From: Kathleen Horning <horning>
Date: Mon, 02 Feb 1998 11:28:07 -0600

John and Walter have raised the interesting issue of Caldecott terms, which set me off on a search for the most recent edition of the ALA publication, "The Newbery and Caldecott Awards: A Guide to the Medal and Honor Books." This book includes the full terms that the Newbery and Caldecott committees both work with each year. (The terms are always the same, year to year, committee to committee, unless the ALSC Board makes a change in them -- something that is never done lightly.)

In any case, I did not find the words "venturesome creativity,"
"Original vision," or "subversive" in the official terms; however, the former in particular sounds very familiar to me. Does anyone know its source?

The official criteria that the Caldecott Committee must use are:

"In identifying a distinguished picture book for children: a) Committee members need to consider: 1) Excellence in execution of the artistic technique employed; 2) Excellence of pictorial interpretation of story, theme or concept; of appropriateness of style of illustration to the story, theme or concept; of delineation of plot, theme, characters, setting, mood, or information through the pictures. b) Committee members must consider excellence of presentation in recognition of a child audience. (Note: elsewhere in the Caldecott terms, "child" is defined as "persons of ages up to and including age fourteen."

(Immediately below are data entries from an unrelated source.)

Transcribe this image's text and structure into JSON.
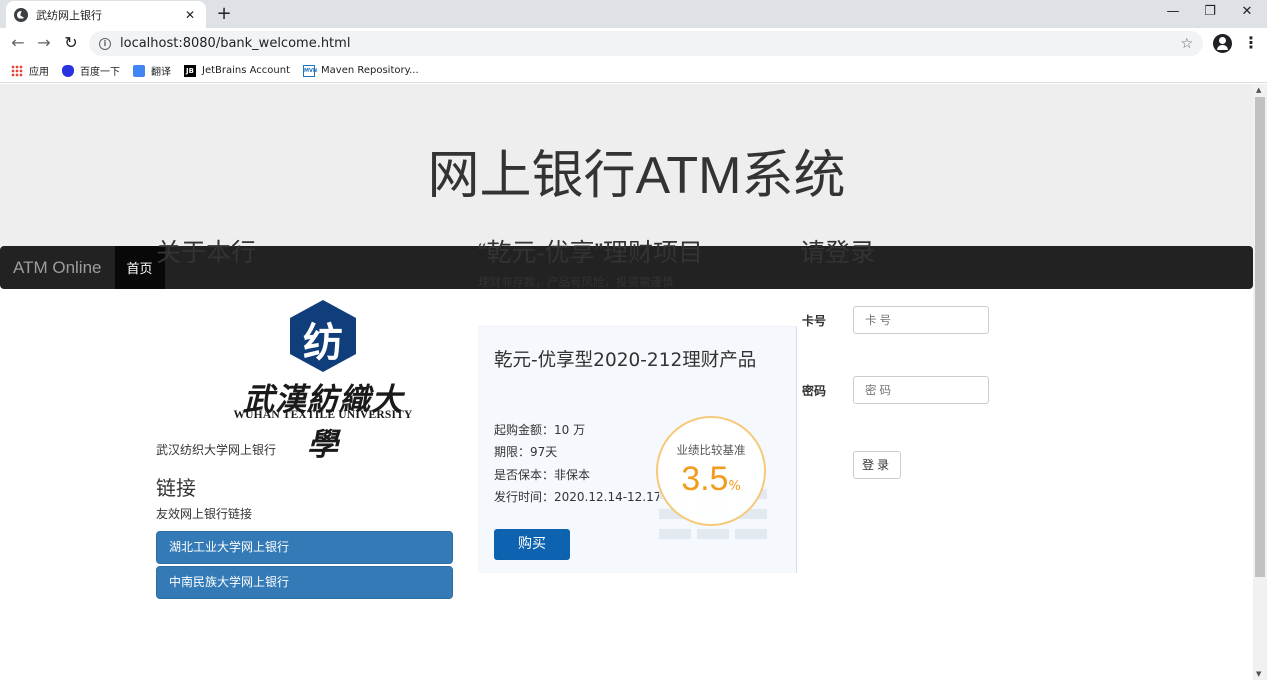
{
  "browser": {
    "tab_title": "武纺网上银行",
    "tab_close": "✕",
    "new_tab": "+",
    "window_minimize": "—",
    "window_restore": "❐",
    "window_close": "✕",
    "nav_back": "←",
    "nav_forward": "→",
    "nav_reload": "↻",
    "info_icon": "i",
    "url": "localhost:8080/bank_welcome.html",
    "star": "☆",
    "menu": "⋮",
    "bookmarks": [
      {
        "label": "应用",
        "icon": "apps-icon"
      },
      {
        "label": "百度一下",
        "icon": "baidu-icon"
      },
      {
        "label": "翻译",
        "icon": "translate-icon"
      },
      {
        "label": "JetBrains Account",
        "icon": "jetbrains-icon",
        "icon_text": "JB"
      },
      {
        "label": "Maven Repository...",
        "icon": "maven-icon",
        "icon_text": "MVN"
      }
    ]
  },
  "header": {
    "title": "网上银行ATM系统"
  },
  "navbar": {
    "brand": "ATM Online",
    "active_item": "首页"
  },
  "about": {
    "heading": "关于本行",
    "logo": {
      "glyph": "纺",
      "cn_text": "武漢紡織大學",
      "en_text": "WUHAN TEXTILE UNIVERSITY"
    },
    "caption": "武汉纺织大学网上银行",
    "links_heading": "链接",
    "links_sub": "友效网上银行链接",
    "links": [
      "湖北工业大学网上银行",
      "中南民族大学网上银行"
    ]
  },
  "product": {
    "heading": "“乾元-优享”理财项目",
    "subtitle": "理财非存款，产品有风险，投资需谨慎",
    "name": "乾元-优享型2020-212理财产品",
    "facts": [
      "起购金额：10 万",
      "期限：97天",
      "是否保本：非保本",
      "发行时间：2020.12.14-12.17"
    ],
    "rate_label": "业绩比较基准",
    "rate_value": "3.5",
    "rate_unit": "%",
    "buy_label": "购买",
    "colors": {
      "accent": "#f29c1f",
      "buy": "#0d63b0"
    }
  },
  "login": {
    "heading": "请登录",
    "card_label": "卡号",
    "card_placeholder": "卡号",
    "password_label": "密码",
    "password_placeholder": "密码",
    "submit_label": "登录"
  }
}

Certainly an articulate argument can be made for "Rapunzel" using the above-listed terms, as Linnea and Jean have aptly demonstrated.

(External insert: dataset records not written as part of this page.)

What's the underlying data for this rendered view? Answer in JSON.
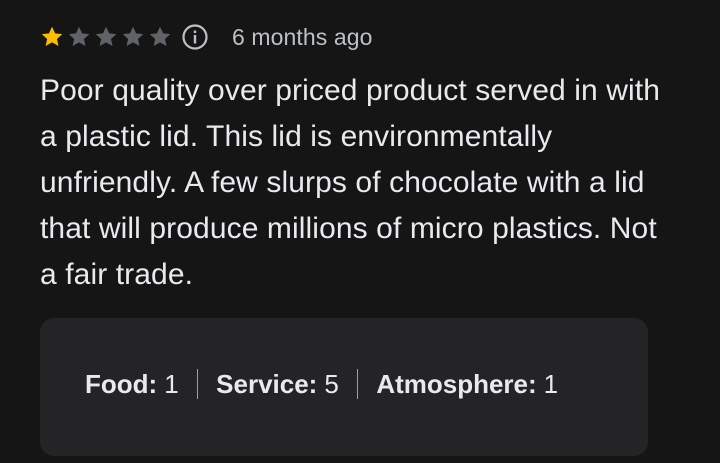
{
  "review": {
    "rating": 1,
    "max_rating": 5,
    "colors": {
      "star_filled": "#fbbc04",
      "star_empty": "#5f6368",
      "info_icon": "#bdc1c6"
    },
    "time_ago": "6 months ago",
    "info_icon": "info-circle-icon",
    "text": "Poor quality over priced product served in with a plastic lid. This lid is environmentally unfriendly. A few slurps of chocolate with a lid that will produce millions of micro plastics. Not a fair trade.",
    "subratings": [
      {
        "label": "Food:",
        "value": "1"
      },
      {
        "label": "Service:",
        "value": "5"
      },
      {
        "label": "Atmosphere:",
        "value": "1"
      }
    ]
  }
}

But I'm with you, John -- I greatly admire those rare, subversive picture books that show original vision and venturesome creativity. It's just that they have nothing to do with the Caldecott terms as they are now written. That's not to say that they're mutually exclusive:
"Where the Wild Things Are" and "Black and White" are past Caldecott Award winners that seem to fit all those descriptions: subversive in their original vision; creatively venturesome; and... distinguished!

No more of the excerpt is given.